Time passes but my memory does not seem to fade because I remember my brother Ray as a baby being bathed in front of the Kitchen range. He was born in August 1915, then Stanley was born in April 1917.

Meanwhile Dad had gone off to the War. He volunteered and joined the London Rifle Brigade, the foot sloggers (one hundred and twenty to the minute) . He did his training in Wiltshire at a place called Fovant. They were the famous “6th Division (London)” and he went out to France in 1916 as a Signaller, Lewis Gunner, B….. (handwriting indistinct), and Rifleman. As a Lewis Gunner he was Number Two on the Gun. In one action the No. 1, a Sergeant (?),  got the Military Medal – I don’t know why Dad didn’t get one as well!  He must have had the odd bits of leave because Stanley was born in 1917 and my Sister Kathleen in October 1918. Not bad going as Dad was taken prisoner in “The Great German Onslaught” of 28th March 1918. He did not go to a Prisoner of War Camp, but was made to scavenge for the Bosche behind the lines ’til after the War, when he was allowed to make his own way home.

The prisoners had to fend for themselves food-wise and had a terrible time.  Dad wrote a book about it which in his lifetime he could not get published. Perhaps one day one of you boys will be able to do something about it? [Author’s note: I have a copy of the book and I will Dad!] I am not sure exactly when he did arrive home, but when he did he was in a pretty bad state for he had been kicked in the groin by a horse in Belgium and he had a very bad abscess; and was confined to bed for some time.

Mother of course had no news of Dad except a telegram from the War Office which said Private Harries missing believed Killed in Action. This of course was due to the Huns not notifying the authorities of his Capture. Anyway, as soon as he made his way back to the Coast she was informed that he was alive.

I’ve a story to tell about that later if I get to it, but in the early Summer of 1918 two policemen knocked at our door. They had come to arrest my Father for failing to register for Service. My Mother showed them the telegram and they went away empty-handed with their tails between their legs. I remember that as if it were yesterday and I was only five years old at the time.

Those War years must have been quite difficult for Mother: a large house; huge garden; no transport except once a week on Friday a bus passed our house on the way to Ingatestone. Mother used to catch it sometimes because it was possible to get eggs in the market at Ingatestone. Rationing was very strict. Her biggest problem was coal. There were no deliveries so she had to push the pram to Billericay Station Yard and collect some and wheel it home; two or three miles each way; a country road; no pavement except for a short distance out of the village. She had help in the house.

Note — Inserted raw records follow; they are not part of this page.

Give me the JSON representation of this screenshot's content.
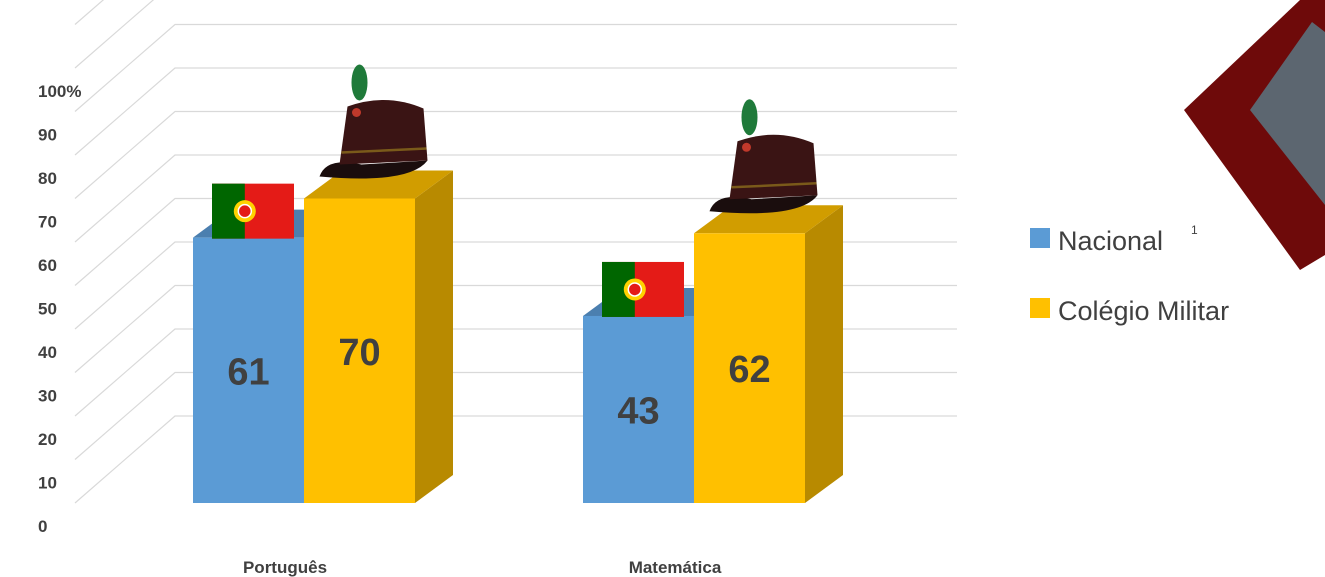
{
  "chart_data": {
    "type": "bar",
    "categories": [
      "Português",
      "Matemática"
    ],
    "series": [
      {
        "name": "Nacional",
        "values": [
          61,
          43
        ],
        "color": "#5B9BD5",
        "marker": "portugal-flag-icon"
      },
      {
        "name": "Colégio Militar",
        "values": [
          70,
          62
        ],
        "color": "#FFC000",
        "marker": "military-shako-icon"
      }
    ],
    "y_ticks": [
      "0",
      "10",
      "20",
      "30",
      "40",
      "50",
      "60",
      "70",
      "80",
      "90",
      "100%"
    ],
    "ylim": [
      0,
      110
    ],
    "legend_superscript": "1",
    "legend_position": "right",
    "grid": true,
    "style": "3d-column"
  }
}
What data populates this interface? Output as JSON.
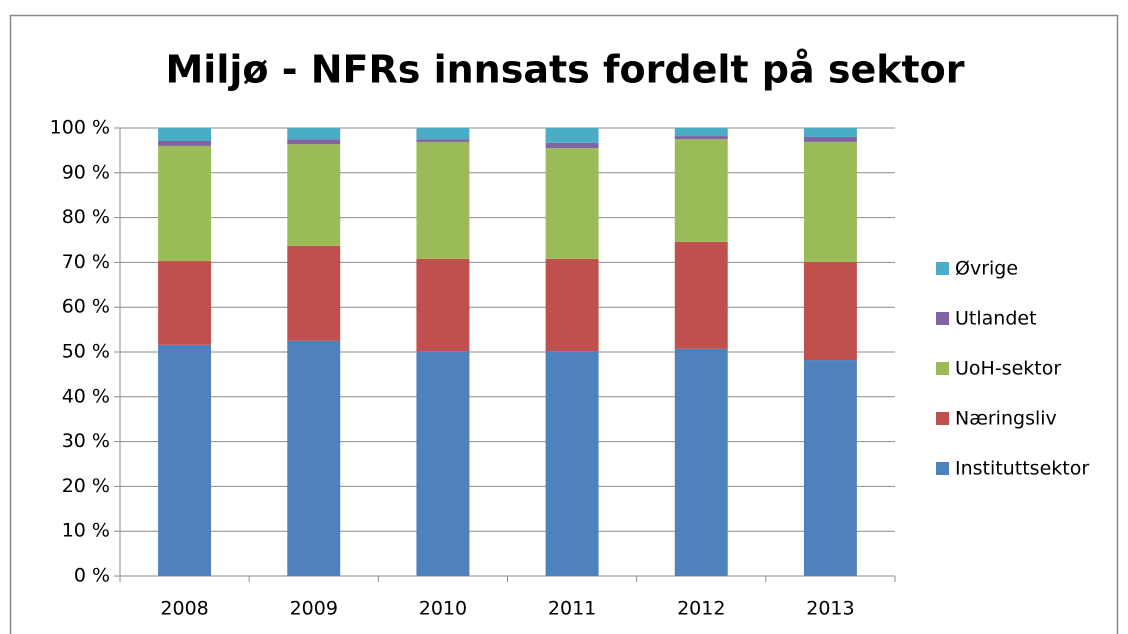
{
  "chart_data": {
    "type": "stacked_bar",
    "title": "Miljø - NFRs innsats fordelt på sektor",
    "categories": [
      "2008",
      "2009",
      "2010",
      "2011",
      "2012",
      "2013"
    ],
    "series": [
      {
        "name": "Instituttsektor",
        "color": "#4f81bd",
        "values": [
          51.6,
          52.5,
          50.2,
          50.2,
          50.7,
          48.2
        ]
      },
      {
        "name": "Næringsliv",
        "color": "#c0504d",
        "values": [
          18.7,
          21.2,
          20.6,
          20.6,
          23.9,
          21.9
        ]
      },
      {
        "name": "UoH-sektor",
        "color": "#9bbb59",
        "values": [
          25.7,
          22.7,
          26.1,
          24.7,
          22.9,
          26.8
        ]
      },
      {
        "name": "Utlandet",
        "color": "#8064a2",
        "values": [
          1.1,
          1.1,
          0.6,
          1.2,
          0.7,
          1.1
        ]
      },
      {
        "name": "Øvrige",
        "color": "#4bacc6",
        "values": [
          2.9,
          2.5,
          2.5,
          3.3,
          1.8,
          2.0
        ]
      }
    ],
    "ylim": [
      0,
      100
    ],
    "yticks": [
      {
        "value": 0,
        "label": "0 %"
      },
      {
        "value": 10,
        "label": "10 %"
      },
      {
        "value": 20,
        "label": "20 %"
      },
      {
        "value": 30,
        "label": "30 %"
      },
      {
        "value": 40,
        "label": "40 %"
      },
      {
        "value": 50,
        "label": "50 %"
      },
      {
        "value": 60,
        "label": "60 %"
      },
      {
        "value": 70,
        "label": "70 %"
      },
      {
        "value": 80,
        "label": "80 %"
      },
      {
        "value": 90,
        "label": "90 %"
      },
      {
        "value": 100,
        "label": "100 %"
      }
    ],
    "grid": true,
    "legend": "right"
  }
}
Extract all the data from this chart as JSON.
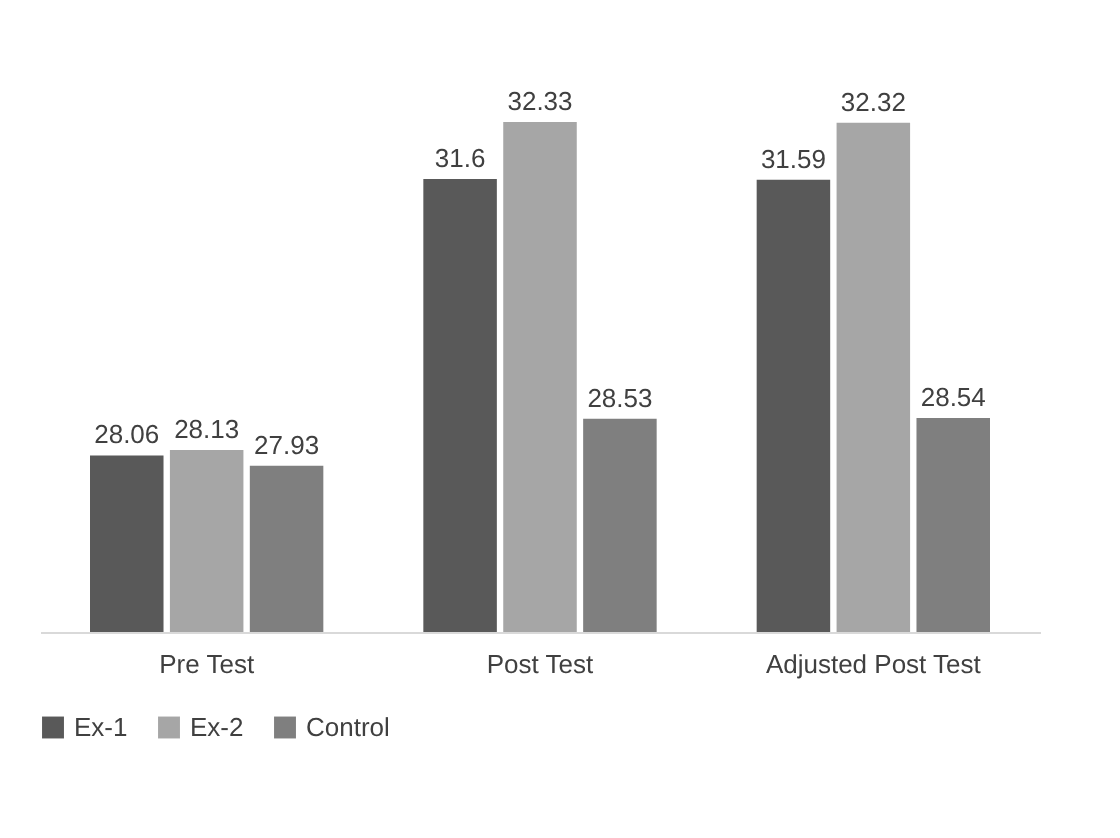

We had a maid or servants as they were called in those days.  I remember one who was called Lydia. She had a starched blue uniform, and when she was cleaning the grate I used to pull her skirt up over her head, which showed her blue knickers which came down to her knees. That must have been later on, because she used to chase Stanley around the room singing a song she made up about “chasing the boy round the room”!